22 mai 2026

Cet extraordinaire film sur la ruée vers l'or à la fin du XIXe siècle doublé d'un émouvant hommage sur la naissance du cinéma mérite une sérieuse découverte

1978, Canada. À 560 kilomètres au sud du cercle polaire arctique se trouve Dawson City. Lors de travaux destinés à construire un centre de loisirs, le conducteur d’une pelleteuse fait surgir de terre des centaines de bobines de films miraculeusement conservées.

Combinant films muets, films d'actualités, images d'archives, interviews et photographies historiques, et accompagné par une bande-son envoûtante d’Alex Somers, le documentaire Dawson City: Le temps suspendu dépeint l'histoire de la ruée vers l’or d’une petite ville canadienne, tout en relatant le cycle de vie d'une collection de films singulière à travers son exil, son enterrement, sa redécouverte et son salut.

Le résultat, didactique, confondant la petite Histoire (naissance d'une ville) à la grande (l'échelle d'un pays tout entier), est extraordinaire. Et c'est au réalisateur Bill Morrison qu'on le doit.

Cinéaste et artiste basé à New York, entré dans le cinéma par la peinture et auteur de plus d’une vingtaine de films, ses oeuvres combinent la soif du documentariste de découvrir des histoires cachées, avec l'obsession d'un archiviste de récupérer des trésors cinématographiques.

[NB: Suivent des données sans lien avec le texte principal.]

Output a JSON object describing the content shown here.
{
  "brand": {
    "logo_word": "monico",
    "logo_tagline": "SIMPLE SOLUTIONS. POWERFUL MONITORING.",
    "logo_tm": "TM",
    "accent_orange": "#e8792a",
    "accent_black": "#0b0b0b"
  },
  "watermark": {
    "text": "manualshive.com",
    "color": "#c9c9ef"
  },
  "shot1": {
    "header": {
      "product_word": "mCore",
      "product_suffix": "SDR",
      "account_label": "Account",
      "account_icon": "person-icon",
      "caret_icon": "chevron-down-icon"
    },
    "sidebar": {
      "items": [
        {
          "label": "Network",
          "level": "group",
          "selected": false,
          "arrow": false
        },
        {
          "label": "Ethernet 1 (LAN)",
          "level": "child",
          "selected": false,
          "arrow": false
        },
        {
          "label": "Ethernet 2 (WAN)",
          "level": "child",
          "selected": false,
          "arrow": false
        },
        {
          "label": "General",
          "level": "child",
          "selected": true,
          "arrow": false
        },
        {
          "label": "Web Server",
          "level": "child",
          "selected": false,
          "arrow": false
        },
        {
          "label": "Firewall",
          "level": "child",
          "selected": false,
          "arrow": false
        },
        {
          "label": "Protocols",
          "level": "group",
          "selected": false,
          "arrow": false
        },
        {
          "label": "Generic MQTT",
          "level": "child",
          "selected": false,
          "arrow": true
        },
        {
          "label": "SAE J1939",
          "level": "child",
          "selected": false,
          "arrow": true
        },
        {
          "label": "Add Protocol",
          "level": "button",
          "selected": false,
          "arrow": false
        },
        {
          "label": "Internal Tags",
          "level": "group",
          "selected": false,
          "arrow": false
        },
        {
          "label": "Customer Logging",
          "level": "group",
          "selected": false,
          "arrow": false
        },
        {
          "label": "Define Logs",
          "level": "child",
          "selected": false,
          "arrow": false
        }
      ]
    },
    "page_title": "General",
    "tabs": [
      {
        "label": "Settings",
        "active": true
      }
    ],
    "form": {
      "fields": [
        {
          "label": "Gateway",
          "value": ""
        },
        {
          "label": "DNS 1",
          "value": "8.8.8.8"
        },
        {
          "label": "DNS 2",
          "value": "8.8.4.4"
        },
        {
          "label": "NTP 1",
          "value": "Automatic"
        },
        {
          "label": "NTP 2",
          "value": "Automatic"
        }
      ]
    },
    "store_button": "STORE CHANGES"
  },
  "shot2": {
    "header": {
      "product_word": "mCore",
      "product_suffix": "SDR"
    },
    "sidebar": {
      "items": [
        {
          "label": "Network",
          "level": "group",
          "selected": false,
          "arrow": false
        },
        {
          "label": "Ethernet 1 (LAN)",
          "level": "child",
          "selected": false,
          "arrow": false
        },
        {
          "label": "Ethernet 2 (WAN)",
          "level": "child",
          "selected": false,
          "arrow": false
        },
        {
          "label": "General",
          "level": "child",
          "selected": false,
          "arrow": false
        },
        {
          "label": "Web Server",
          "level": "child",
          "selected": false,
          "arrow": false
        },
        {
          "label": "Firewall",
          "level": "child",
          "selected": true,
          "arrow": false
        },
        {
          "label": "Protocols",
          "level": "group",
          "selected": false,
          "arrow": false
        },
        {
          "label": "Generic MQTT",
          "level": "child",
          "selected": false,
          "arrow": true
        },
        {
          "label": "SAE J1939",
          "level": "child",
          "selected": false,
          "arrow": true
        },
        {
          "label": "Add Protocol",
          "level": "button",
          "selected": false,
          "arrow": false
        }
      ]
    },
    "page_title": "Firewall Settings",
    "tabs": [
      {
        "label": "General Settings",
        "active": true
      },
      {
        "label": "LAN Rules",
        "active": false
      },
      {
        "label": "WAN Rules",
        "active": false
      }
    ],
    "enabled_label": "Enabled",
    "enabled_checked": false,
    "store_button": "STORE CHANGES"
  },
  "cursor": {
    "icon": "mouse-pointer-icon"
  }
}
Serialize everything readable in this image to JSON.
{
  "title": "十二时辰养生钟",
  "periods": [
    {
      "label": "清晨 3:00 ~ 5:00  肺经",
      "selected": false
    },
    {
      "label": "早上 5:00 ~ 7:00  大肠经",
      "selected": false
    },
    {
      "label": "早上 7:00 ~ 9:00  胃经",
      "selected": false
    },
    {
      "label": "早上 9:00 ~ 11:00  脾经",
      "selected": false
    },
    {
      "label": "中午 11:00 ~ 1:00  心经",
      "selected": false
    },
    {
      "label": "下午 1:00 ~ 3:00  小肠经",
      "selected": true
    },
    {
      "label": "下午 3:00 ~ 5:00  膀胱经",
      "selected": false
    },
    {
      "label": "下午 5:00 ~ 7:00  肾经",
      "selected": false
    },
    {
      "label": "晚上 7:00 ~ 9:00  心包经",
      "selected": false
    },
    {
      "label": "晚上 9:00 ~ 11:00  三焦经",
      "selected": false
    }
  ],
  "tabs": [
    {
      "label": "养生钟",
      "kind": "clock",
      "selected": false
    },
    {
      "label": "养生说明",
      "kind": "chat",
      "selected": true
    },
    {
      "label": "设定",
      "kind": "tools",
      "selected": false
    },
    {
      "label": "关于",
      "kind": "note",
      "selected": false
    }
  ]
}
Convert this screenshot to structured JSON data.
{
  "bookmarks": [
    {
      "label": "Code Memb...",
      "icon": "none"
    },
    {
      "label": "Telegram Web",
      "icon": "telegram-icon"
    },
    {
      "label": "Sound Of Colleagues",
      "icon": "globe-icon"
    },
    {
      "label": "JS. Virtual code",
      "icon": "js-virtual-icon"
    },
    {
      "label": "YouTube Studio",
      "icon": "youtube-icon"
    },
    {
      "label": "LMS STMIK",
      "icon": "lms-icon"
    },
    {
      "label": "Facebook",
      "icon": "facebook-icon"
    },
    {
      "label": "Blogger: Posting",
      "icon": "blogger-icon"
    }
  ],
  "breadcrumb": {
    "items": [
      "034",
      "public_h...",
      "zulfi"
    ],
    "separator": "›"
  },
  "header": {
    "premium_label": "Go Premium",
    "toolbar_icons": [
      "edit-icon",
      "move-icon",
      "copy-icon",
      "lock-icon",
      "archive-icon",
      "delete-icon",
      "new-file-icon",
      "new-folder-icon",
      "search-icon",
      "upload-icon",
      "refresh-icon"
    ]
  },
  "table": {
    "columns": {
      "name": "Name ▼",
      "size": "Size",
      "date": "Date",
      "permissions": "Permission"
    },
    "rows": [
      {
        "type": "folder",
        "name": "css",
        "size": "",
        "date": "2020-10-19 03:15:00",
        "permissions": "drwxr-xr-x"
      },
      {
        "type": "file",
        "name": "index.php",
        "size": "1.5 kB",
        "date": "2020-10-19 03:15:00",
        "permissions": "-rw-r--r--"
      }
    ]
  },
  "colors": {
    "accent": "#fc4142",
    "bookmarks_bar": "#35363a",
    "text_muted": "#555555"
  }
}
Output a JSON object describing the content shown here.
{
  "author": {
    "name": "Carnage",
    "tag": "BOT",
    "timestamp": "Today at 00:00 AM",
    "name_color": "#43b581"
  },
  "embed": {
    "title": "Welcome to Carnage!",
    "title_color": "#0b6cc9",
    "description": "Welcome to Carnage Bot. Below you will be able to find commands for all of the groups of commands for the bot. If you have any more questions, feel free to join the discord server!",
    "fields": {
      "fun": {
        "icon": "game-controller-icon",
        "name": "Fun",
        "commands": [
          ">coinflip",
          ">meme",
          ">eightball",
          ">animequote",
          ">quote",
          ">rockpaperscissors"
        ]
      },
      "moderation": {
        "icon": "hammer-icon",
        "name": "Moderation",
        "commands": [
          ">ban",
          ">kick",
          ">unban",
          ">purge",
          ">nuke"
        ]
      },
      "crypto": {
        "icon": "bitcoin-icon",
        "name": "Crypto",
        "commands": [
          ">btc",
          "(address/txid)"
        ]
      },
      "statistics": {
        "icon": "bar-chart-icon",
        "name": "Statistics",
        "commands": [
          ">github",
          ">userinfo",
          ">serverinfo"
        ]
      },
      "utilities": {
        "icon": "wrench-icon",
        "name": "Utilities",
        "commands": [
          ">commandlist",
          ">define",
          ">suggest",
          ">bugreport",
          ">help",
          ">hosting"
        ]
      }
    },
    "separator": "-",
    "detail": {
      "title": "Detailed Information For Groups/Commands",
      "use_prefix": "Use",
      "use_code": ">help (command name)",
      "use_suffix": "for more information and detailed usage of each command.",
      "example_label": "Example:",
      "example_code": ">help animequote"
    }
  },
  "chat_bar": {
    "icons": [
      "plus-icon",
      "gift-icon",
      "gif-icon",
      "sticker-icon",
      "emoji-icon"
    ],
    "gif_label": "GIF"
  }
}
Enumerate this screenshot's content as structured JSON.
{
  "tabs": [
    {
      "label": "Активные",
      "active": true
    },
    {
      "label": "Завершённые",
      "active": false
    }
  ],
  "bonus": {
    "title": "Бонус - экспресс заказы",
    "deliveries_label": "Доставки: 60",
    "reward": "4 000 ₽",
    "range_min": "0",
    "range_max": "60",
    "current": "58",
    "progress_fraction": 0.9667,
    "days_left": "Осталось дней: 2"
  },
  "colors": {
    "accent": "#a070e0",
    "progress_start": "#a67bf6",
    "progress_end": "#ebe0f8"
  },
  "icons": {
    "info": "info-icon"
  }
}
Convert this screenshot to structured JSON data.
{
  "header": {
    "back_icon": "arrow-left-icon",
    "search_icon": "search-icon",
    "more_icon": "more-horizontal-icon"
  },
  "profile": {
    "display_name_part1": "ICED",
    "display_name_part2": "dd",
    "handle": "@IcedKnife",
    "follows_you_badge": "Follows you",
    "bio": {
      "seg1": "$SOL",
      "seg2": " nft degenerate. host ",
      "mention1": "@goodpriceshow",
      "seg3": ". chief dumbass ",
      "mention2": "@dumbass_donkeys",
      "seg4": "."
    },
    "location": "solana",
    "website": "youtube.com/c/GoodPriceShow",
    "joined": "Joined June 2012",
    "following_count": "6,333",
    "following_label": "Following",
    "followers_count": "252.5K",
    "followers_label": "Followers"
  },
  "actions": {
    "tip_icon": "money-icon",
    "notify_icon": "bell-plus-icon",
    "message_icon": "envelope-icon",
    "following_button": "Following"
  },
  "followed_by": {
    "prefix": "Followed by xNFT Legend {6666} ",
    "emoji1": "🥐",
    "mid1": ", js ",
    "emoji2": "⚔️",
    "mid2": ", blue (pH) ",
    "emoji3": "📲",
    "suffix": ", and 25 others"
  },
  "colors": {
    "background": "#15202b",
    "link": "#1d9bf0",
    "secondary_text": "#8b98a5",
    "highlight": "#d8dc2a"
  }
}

C'est à la fin des années 80 que le réalisateur entend parler de cette extraordinaire découverte de plus de 500 bobines de films datant du début du siècle. "j'en ai entendu parlé pour la première fois lorsque j'étais étudiant en Art à la fin des années 1980" racontait le cinéaste à la sortie de son documentaire chez nous, en 2020.

"Cette redécouverte de 533 bobines de films préservées dans le pergélisol, alors même que toutes les autres copies connues ont brûlé ou furent totalement négligées, est en elle-même une histoire absolument incroyable.

Mais cette découverte n'était qu'une partie d'une histoire plus large et captivante encore : "celle de la ruée vers l'or de la ville de Dawson City, comment elle est passée d'un petit camp de pêcheurs endormis situé sur les terres appartenant à un peuple amérindien, à une population furieuse de 40.000 personnes cherchant à tout prix de l'or en l'espace de deux ans à peine, pour ensuite décliner drastiquement au point de ne plus compter que 1000 habitants au tournant du XXe siècle.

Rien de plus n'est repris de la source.